Colunas embutidas formando contrafores no interior da cela do templo de Baco, Baalbek, século II d.C. Foto: Félix Bonfils
Figura 16: Colunas embutidas formando contrafores no interior da cela do templo de Baco, Baalbek, século II d.C. Foto: Félix Bonfils

Alinhamento vertical

correto: a estrutura de cima não ultrapassa o alinhamento de baixo errado: a base da estrutura de cima está em balanço sobre o alinhamento de baixo

Figura 17: Alinhamentos estruturais em alvenaria, segundo Julien Guadet

Para finalizar, é sempre importante lembrar que uma parede de alvenaria só funciona à compressão pura. Isso quer dizer que o seu alinhamento estrutural precisa sempre ser mais largo em baixo e mais estreito em cima, nunca em balanço — isto é, o elemento de cima projetando-se para fora do de baixo (fig. 17).

Conclusão

Assim, a necessidade material de estabilizar as paredes acaba resultando em oportunidades para fazer articulações expressivas e decorativas. Diante da necessidade de sair do plano da parede e abraçar a terceira dimensão, ou seja, o volume do espaço, a construção murária alcança a maior capacidade de expressar a espacialidade, dentre todos os recursos da arquitetura tradicional.

Arquitetura subtrativa

A construção murária, ou seja, baseada em paredes, é a delimitação por excelência do espaço. No tópico anterior, vimos como a construção arquitravada vem do uso da madeira, e resulta em malhas estruturais com composição aditiva. A construção murária, por sua vez, tem o seu paradigma material nas alvenarias, e corresponde a uma concepção subtrativa: como se o espaço pudesse ser escavado dentro de uma massa estrutural sólida.
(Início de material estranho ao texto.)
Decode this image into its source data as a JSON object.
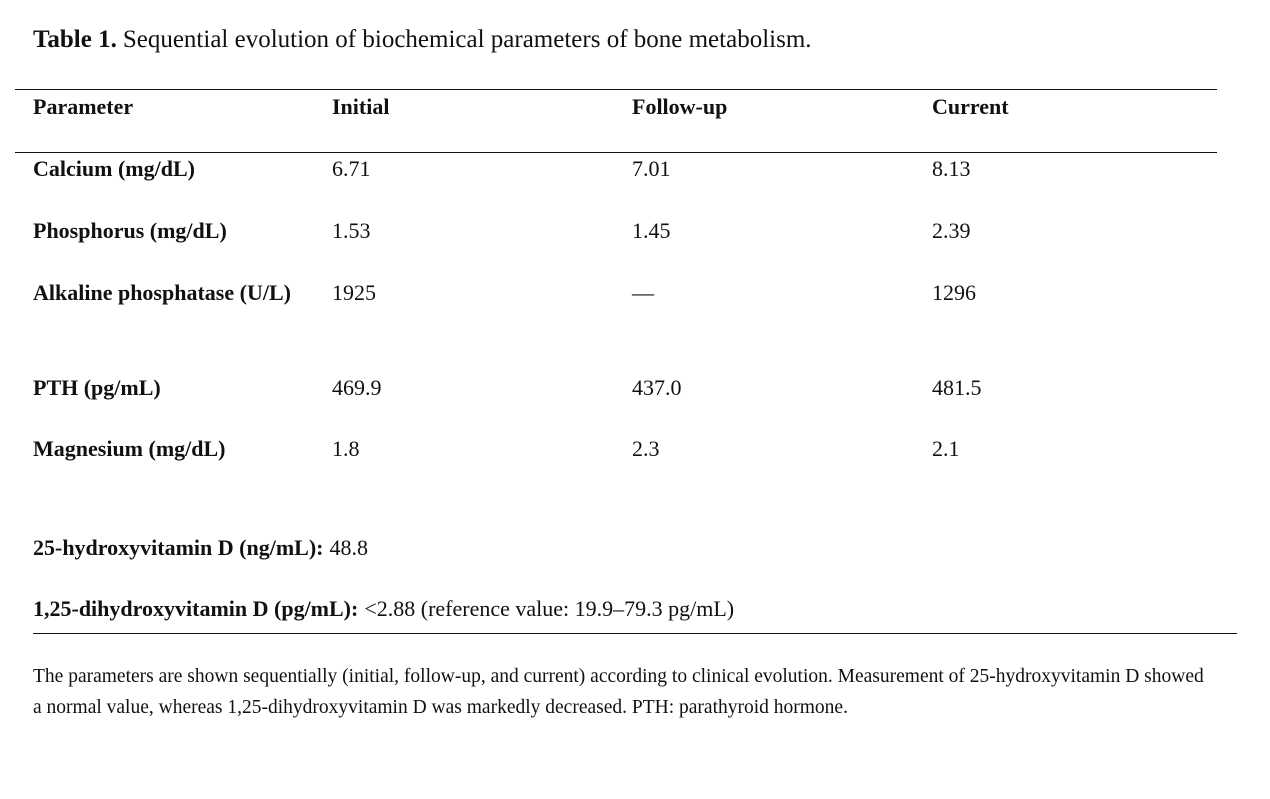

Na taxonomia da arquitetura tradicional, associamos a construção murária com o caráter da caverna, enquanto a construção arquitravada tem o caráter da cabana. Essa oposição sinaliza duas relações diferentes entre construção e espaço. A cabana é um paradigma aditivo: a montagem de peças formando um esqueleto estrutural que organiza o espaço indefinido numa malha. Já a caverna é um paradigma subtrativo: os espaços de formas definidas são como que escavados entre as massas de paredes.

A arquitetura aditiva pede um estudo rigoroso da articulação de malhas estruturais e do seu impacto na modularidade dos espaços. A arquitetura subtrativa, por sua vez, pede atenção para a forma geométrica de cada espaço e para a sequência de espaços individuais num conjunto.
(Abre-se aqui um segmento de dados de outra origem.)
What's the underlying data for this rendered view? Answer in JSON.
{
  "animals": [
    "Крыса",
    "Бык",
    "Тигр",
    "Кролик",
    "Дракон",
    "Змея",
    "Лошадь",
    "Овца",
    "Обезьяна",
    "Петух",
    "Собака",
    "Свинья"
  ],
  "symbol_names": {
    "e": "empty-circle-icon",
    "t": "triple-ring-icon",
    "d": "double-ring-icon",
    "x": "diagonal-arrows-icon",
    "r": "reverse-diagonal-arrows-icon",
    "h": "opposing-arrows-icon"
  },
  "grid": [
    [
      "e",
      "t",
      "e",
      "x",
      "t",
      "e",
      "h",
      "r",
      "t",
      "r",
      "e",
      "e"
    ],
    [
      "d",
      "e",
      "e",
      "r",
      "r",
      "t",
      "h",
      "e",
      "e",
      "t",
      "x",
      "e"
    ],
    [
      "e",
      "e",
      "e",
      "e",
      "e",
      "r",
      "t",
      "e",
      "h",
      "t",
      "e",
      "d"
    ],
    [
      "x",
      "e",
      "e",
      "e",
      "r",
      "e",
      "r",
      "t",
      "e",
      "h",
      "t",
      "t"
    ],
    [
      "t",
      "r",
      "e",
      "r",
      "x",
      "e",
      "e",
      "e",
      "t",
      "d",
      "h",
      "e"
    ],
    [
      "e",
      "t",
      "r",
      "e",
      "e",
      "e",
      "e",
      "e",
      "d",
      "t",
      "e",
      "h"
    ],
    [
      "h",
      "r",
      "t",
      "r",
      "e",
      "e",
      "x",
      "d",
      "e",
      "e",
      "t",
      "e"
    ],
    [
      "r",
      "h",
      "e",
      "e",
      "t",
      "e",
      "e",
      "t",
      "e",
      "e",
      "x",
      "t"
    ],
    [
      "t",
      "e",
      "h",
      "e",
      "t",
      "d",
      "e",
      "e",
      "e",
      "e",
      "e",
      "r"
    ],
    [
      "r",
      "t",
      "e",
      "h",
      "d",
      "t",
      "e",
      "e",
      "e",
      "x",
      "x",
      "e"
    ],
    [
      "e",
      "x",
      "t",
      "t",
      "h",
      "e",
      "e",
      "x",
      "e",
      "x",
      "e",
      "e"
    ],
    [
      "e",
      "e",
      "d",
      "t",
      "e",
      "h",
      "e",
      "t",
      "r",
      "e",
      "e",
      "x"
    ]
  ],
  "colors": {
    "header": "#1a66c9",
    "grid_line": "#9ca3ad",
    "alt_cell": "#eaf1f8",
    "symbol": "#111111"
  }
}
Pensar o espaço de modo subtrativo, escavando volumes dentro de uma massa construída, na verdade abre um universo mais amplo de possibilidades de manipulação da forma. Os espaços pode estar simplesmente justapostos numa sequência, ou podem se interpenetrar, formando articulações mais complexas de volumes. As formas geométricas em três dimensões podem se alinhar horizontalmente, ao longo do percurso dos usuários, mas também verticalmente, compondo ambientes visualmente ricos e amplos.

Habitações adossadas à rocha

É nas regiões pouco arborizadas que a construção murária assume, pela primeira vez, o papel estrutural dominante. Muitas dessas regiões, de clima semiárido, ficam na zona tropical e subtropical do hemisfério Norte. Alguns dos exemplares mais antigos dessa arquitetura se localizam na América do Norte e no Oriente Médio. Esses exemplares justificam o termo de “caverna” que usamos para caracterizar o tipo básico da construção murária: as paredes em pedra seca e as encostas rochosas aparentemente começam a ser usadas como arrimo ou acabamento para espaços semienterrados (fig. 18).

Vestígios arqueológicos da povoação dita Cliff Palace, c. 1100–1300 d.C. Parque nacional Mesa Verde, Colorado, Estados Unidos. Foto: M.P. Sharwood, 2011
Figura 18: Vestígios arqueológicos da povoação dita Cliff Palace, c. 1100–1300 d.C. Parque nacional Mesa Verde, Colorado, Estados Unidos. Foto: M.P. Sharwood, 2011

Vista panorâmica parcial do sítio arqueológico de Göbekli Tepe, Şanlıurfa, Turquia. Foto: Rolf Cosar, 2010
Figura 19: Vista panorâmica parcial do sítio arqueológico de Göbekli Tepe, Şanlıurfa, Turquia. Foto: Rolf Cosar, 2010

Depois da cabana de Eynan, o sítio mais antigo que se conhece com construção murária é Göbekli Tepe (fig. 19), um morro no extremo norte do Crescente fértil que começou a ser ocupado por volta de 9500 a.C. Aqui também temos arrimos em pedra seca em volta de pelo menos quatro espaços semienterrados de planta mais ou menos circular (fig. 20). Ao contrário de Eynan, em Göbekli Tepe os pilares, que talvez sustentassem alguma cobertura, são grandes lajes de pedra.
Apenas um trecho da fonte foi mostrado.